This morning I was thinking a bit about the "Year of Suck" and a particular scenario resonated with me. The word that I think about mostly in conjunction with that year is "devastating." Some free association makes me think, devastation, obliteration, complete destruction. Like someone dropped a nuclear bomb onto my life.
They say that cockroaches can survive anything, perhaps even nuclear explosions. That year felt like a bomb was dropped, and then they decided to drop a few more for good measure, just to make sure they would kill the cockroaches. I think about how one thing was hard enough and then how everything else that followed was completely unnecessary, even if to just stamp out the remaining cockroaches.

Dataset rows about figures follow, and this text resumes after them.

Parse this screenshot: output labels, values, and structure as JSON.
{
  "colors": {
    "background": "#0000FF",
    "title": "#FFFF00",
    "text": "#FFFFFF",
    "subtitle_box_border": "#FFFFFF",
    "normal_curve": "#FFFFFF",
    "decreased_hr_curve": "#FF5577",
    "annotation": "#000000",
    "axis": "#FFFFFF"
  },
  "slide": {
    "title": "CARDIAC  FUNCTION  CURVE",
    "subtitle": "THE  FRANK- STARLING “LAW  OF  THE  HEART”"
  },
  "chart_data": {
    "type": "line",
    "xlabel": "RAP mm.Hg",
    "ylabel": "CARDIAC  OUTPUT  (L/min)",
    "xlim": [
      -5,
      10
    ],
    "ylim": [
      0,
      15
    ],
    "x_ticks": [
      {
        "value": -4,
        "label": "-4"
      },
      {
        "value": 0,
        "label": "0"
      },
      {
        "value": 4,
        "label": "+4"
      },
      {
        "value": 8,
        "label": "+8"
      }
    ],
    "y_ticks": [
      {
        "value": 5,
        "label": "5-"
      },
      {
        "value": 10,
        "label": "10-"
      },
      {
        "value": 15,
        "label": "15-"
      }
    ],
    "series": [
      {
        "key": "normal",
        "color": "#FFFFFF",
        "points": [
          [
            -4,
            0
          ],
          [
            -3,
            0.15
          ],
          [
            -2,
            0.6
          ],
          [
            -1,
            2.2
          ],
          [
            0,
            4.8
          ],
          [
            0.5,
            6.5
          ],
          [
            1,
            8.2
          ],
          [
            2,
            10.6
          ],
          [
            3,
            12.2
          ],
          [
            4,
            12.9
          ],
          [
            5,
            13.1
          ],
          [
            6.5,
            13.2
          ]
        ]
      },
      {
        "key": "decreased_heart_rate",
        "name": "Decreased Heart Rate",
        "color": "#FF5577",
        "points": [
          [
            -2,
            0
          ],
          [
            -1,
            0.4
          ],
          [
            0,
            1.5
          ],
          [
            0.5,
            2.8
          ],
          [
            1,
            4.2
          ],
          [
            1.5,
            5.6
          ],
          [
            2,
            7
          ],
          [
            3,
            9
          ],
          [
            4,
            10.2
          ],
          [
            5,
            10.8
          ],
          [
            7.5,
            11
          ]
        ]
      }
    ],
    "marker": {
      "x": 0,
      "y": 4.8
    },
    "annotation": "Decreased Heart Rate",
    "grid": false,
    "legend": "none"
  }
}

I'm also alerting myself to how I minimize the value of my emotions. Good coping mechanism but not very kind to myself. It's why I write about the above analogy - a voice in my mind tells me... a little melodramatic, don't you think? People will read this and think you're totally over exaggerating. I tend to hear that, believe it, and then ignore any strong feelings. I make myself write this, put it in public space so that voice in my mind doesn't win.
Regardless of whether or not this nuclear analogy is over the top, it's what I relate to and rings true to how I feel.
Reading back the first paragraph I noticed that writing "thinking a bit about..." minimizes the reality that lately I wake up every morning not wanting to get out of bed because of how sad I am. So not really "thinking a bit." More like can't stop feeling like crap about it.